A virtual live auction to keep supervised distance learning program going

As the Sebastopol Center for the Arts adapts to online events and opportunities, the center also seeks to continue its response to the need from local families for a safe environment for children to do their online schooling.
The center began its six-week pilot supervised distance learning program in November and intends to continue providing youth adult supervision and support and afternoon arts enrichment classes in January and February, Glass said.
According to Devriese, the program does not bring funding to the Sebastopol Center for the Arts other than to cover its own operations, and the vast majority of children attend using sponsorships.
The center has received substantial donations in addition to revenue from its partnership with the Sebastopol Union School District, but the center will host a live paddle-raise auction titled “Give. Believe. Inspire.” Dec. 6 from 5 p.m. to 6:30 p.m. to raise funds for the distance learning program and ongoing art programming. A silent auction that began in November will end Dec. 10, Devriese said.
The creative director said the auction not only features the artwork of West County creators, but experiences such as a Mexican Riviera vacation and a French countryside farmhouse getaway for when international travel resumes.
Information and registration for the silent and live auctions can be found at the center’s website here.
Glass said about 65% of the proceeds will go to the distance learning program to pay its teachers, assistants and arts instructors.
“And it turns out that it costs a lot of money to heat that building in the winter,” she said, while the rest will go to the center’s online programs and lectures.
“All of that takes infrastructure, people that are running our websites, our information technology in order to enable us to do all this online work,” Glass said.
As the Sebastopol Center for the Arts seeks to meet a community need for child supervision in education, the center has also aided artists who lost homes and studios to this year’s wildfires, such as M.C. Carolyn, whose painting “Colors… A Woman in Blue” features prominently in the center’s auctions. The center’s online auction catalog lists bidding to end Dec. 10 at midnight.
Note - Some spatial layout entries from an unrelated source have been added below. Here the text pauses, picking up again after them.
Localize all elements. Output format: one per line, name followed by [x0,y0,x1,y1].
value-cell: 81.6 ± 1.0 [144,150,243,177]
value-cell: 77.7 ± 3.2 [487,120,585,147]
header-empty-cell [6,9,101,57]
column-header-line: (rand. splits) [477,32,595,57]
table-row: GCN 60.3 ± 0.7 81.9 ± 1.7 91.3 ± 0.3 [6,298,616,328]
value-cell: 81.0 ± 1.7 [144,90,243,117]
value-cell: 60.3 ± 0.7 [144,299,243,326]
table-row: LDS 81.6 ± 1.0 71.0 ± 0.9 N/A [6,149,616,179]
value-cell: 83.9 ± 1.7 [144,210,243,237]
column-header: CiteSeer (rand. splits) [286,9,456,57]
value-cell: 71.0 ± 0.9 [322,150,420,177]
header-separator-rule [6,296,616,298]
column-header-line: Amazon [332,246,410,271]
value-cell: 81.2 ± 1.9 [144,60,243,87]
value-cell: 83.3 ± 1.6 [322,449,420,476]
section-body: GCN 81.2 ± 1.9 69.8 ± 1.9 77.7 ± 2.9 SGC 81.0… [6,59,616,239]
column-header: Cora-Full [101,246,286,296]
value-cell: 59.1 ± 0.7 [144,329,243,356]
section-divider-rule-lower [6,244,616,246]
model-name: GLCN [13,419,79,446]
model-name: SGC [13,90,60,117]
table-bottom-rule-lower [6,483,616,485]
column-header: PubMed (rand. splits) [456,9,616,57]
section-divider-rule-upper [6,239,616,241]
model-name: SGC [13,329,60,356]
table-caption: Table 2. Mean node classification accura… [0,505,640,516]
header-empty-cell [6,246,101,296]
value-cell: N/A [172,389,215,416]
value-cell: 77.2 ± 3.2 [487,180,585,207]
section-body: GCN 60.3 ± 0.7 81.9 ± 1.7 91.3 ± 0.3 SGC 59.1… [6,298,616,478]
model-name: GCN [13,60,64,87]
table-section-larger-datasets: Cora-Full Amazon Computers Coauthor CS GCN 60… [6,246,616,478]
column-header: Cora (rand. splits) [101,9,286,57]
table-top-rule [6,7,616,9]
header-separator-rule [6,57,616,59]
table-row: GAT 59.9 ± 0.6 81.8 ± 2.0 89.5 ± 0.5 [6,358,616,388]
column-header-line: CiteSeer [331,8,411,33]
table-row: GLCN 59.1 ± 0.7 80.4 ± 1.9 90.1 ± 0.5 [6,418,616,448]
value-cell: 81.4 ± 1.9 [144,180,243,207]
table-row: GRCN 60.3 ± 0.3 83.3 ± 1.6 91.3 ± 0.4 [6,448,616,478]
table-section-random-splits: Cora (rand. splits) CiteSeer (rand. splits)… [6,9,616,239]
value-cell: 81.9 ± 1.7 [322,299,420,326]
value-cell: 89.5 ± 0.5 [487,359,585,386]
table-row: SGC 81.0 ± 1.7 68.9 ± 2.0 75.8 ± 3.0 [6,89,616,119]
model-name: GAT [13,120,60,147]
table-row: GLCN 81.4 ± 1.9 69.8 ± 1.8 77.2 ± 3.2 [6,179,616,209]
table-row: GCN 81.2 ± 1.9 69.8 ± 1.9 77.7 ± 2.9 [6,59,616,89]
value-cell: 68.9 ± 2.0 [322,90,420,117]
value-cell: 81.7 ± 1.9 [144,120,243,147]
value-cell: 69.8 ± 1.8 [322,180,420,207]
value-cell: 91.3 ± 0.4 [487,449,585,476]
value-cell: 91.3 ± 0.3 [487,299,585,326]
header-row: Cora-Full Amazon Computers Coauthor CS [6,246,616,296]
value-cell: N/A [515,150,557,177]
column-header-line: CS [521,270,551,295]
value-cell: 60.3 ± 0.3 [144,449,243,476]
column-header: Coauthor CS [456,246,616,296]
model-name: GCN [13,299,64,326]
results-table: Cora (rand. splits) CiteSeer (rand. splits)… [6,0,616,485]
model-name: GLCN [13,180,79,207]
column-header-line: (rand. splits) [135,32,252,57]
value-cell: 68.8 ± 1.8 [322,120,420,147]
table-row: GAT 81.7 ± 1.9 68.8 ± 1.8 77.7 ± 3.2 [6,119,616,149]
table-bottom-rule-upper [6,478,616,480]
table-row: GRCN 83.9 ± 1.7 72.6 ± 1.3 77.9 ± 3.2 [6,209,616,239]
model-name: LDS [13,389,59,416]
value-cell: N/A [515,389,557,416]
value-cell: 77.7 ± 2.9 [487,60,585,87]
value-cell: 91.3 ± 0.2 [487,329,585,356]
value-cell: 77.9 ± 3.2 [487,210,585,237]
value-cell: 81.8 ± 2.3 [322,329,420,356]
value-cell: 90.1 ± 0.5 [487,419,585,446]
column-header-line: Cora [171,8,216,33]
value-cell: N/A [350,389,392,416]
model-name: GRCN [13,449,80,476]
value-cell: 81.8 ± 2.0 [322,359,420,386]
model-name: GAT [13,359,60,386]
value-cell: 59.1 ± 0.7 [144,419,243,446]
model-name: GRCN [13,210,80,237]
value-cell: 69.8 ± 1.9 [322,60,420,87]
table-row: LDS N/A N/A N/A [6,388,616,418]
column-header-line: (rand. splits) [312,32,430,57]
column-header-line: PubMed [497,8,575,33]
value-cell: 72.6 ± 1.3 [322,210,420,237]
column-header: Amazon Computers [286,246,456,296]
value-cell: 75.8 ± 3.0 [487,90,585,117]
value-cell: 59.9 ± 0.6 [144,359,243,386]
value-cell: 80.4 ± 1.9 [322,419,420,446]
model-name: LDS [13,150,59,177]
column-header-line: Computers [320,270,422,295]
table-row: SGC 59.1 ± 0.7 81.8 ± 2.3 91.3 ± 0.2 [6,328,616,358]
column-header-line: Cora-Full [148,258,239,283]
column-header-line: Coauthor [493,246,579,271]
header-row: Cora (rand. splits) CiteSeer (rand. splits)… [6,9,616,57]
Easing the way for artists impacted by wildfires

M.C. Carolyn’s home and studio in Healdsburg burned to the ground during the Walbridge Fire. She said her sculptures were lost to the disaster, but the paintings she stored elsewhere survived.
“I had to realize that everything is a memory now, so I’m building a whole new life and a new way of looking at things besides having to figure out how to rebuild using insurance money and support from my friends,” she said. “And Sebastopol Center for the Arts has been wonderful to help support me, and even offered me materials so I can start creating again.”
M.C. Carolyn lives in a motel with her husband, a dog and a cat for the time being, creating her artwork in her mind. She said she received a call asking if the center could use “Color… A Woman in Blue” as the cover image for the auction and agreed. M.C. Carolyn said those who selected her artwork agreed it expressed the sentiment of the time, “because it’s ambiguous.”
Her website’s description of the work reads, “It is up to the viewer to decide if she is offering sanctuary for our troubled world to the figures represented behind her or is she creating a wall of blue against our troubled world to keep safe the small figure pressing against her side inside the blue wrap and herself.”
M.C. Carolyn said she donated the painting to the auction in appreciation for the center’s assistance over the years. She said the center provided online support and seminars to offer artists as much exposure as possible in this new era.
Glass said the center waived fees for artists scathed by the fires to display their artwork for sale on its virtual platform, Sebastopol Arts Virtual Open Studios (SAVOS), which replaced 2020’s Art at the Source and Art Trails events made impossible in person due to the fires and the pandemic. Now, the impacted artists receive 100% of the revenue from the artwork they sell through SAVOS.